Today, June 17, marks the 129th anniversary of the birth of Russian-born composer Igor Stravinsky, who is widely regarded in the operasphere for his revolutionary compositions despite harboring a lack of fondness for opera.
At the tender age of 31, Stravinsky said on record, “I dislike opera.” He went on to explain that music can be “married to gesture or to words” but not both without committing “bigamy.”
In spite of his dislike of opera, he wrote several operatic hybrids that fall somewhere between opera and ballet (The Nightengale, Mavra, Oedipus Rex, Renard, Perspephone, The Flood). But he composed only one pure opera in three acts, The Rake’s Progress, inspired by a series of prints by artist William Hogarth. Hogarth’s eight paintings, created in 1735, show the decline and fall of Tom Rakewell, a spendthrift heir of a rich merchant. Rakewell comes to London and squanders all his money on decadent living including prostitution and gambling, is imprisoned, and ultimately loses his senses and is committed to Bedlam.

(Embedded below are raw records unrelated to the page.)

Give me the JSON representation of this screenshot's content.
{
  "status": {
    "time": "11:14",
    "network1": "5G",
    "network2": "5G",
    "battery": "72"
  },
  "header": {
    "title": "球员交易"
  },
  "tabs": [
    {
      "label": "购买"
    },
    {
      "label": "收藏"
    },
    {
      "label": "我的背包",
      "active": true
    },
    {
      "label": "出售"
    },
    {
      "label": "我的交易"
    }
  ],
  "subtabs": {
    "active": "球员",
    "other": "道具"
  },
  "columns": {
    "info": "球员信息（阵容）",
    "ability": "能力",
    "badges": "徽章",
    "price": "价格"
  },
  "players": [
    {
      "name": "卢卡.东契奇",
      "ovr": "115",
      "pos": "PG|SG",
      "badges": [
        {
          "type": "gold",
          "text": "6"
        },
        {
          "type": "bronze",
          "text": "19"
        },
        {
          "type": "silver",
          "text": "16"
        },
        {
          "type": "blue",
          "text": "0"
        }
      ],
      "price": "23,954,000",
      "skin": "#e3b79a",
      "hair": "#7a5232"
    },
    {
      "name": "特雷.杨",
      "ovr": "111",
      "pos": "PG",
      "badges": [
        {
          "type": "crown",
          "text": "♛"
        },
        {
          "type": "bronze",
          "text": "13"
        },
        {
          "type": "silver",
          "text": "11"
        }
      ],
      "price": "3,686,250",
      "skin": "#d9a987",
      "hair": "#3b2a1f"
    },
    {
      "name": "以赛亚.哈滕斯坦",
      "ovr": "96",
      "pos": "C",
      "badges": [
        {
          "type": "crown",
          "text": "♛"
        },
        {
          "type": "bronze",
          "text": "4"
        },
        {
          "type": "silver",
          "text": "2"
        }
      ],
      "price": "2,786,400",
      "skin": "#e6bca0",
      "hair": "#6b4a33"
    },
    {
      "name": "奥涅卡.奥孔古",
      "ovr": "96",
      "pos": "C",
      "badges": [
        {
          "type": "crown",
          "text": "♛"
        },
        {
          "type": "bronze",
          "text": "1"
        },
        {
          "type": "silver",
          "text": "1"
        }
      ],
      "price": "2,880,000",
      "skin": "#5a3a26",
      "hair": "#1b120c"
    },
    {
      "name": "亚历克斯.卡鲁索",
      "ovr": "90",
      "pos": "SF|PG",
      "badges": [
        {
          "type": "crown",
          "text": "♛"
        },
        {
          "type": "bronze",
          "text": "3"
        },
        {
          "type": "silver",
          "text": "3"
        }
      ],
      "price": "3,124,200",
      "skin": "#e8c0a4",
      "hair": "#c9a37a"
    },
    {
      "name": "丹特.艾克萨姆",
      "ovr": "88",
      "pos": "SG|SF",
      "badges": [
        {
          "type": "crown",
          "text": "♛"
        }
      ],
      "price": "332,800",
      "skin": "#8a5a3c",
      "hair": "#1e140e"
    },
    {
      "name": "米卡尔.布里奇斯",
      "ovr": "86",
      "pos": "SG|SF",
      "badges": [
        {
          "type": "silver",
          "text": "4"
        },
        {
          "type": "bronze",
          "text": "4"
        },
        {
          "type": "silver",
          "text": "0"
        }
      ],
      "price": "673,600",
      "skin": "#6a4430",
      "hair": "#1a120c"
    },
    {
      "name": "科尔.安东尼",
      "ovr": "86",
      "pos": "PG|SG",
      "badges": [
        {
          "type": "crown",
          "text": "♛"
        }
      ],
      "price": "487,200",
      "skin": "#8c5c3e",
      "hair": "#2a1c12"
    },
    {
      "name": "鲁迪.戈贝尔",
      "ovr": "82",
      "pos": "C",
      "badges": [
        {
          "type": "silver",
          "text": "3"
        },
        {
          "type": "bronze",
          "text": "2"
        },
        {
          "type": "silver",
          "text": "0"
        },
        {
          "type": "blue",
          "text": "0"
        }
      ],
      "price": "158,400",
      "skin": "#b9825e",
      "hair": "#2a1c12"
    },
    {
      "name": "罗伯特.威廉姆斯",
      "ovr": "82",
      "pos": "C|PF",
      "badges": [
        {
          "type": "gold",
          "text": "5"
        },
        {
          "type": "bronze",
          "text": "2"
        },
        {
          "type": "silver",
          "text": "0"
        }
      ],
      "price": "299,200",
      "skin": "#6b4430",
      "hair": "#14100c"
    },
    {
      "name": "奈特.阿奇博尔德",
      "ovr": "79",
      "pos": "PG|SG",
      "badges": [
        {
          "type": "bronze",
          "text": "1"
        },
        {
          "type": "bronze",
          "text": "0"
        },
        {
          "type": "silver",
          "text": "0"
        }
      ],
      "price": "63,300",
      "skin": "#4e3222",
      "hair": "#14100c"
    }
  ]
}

The Rake’s Progress that has been labeled a difficult opera because of its complex, multi-tiered score. Its quirky music borrows from classic tonal harmonies of Mozart and Monteverdi. Of course, it wouldn’t be Stravinsky if it didn’t interject dissonance that catches you by surprise and those trademark off-rhythms.
A quick search on Bachtrack shows numerous stagings of Stravinksy’s The Nightengale (Le Rossignol) in the coming months. No major house is currently mounting Rake’s though Glyndebourne Opera Festival did a critically acclaimed version last summer.
The Rake’s Progress, with a libretto by W. H. Auden, premiered in Venice in 1951. It is considered the defining work of Stravinsky’s neo-classic period. The Metropolitan Opera first presented it in 1953. In its first season in 1957, Sante Fe Opera did the work with Stravinsky in attendance, marking the beginning of his long association with the company, including a 1962 Stravinsky Festival the Opera House staged in honor of the composer’s 80th birthday.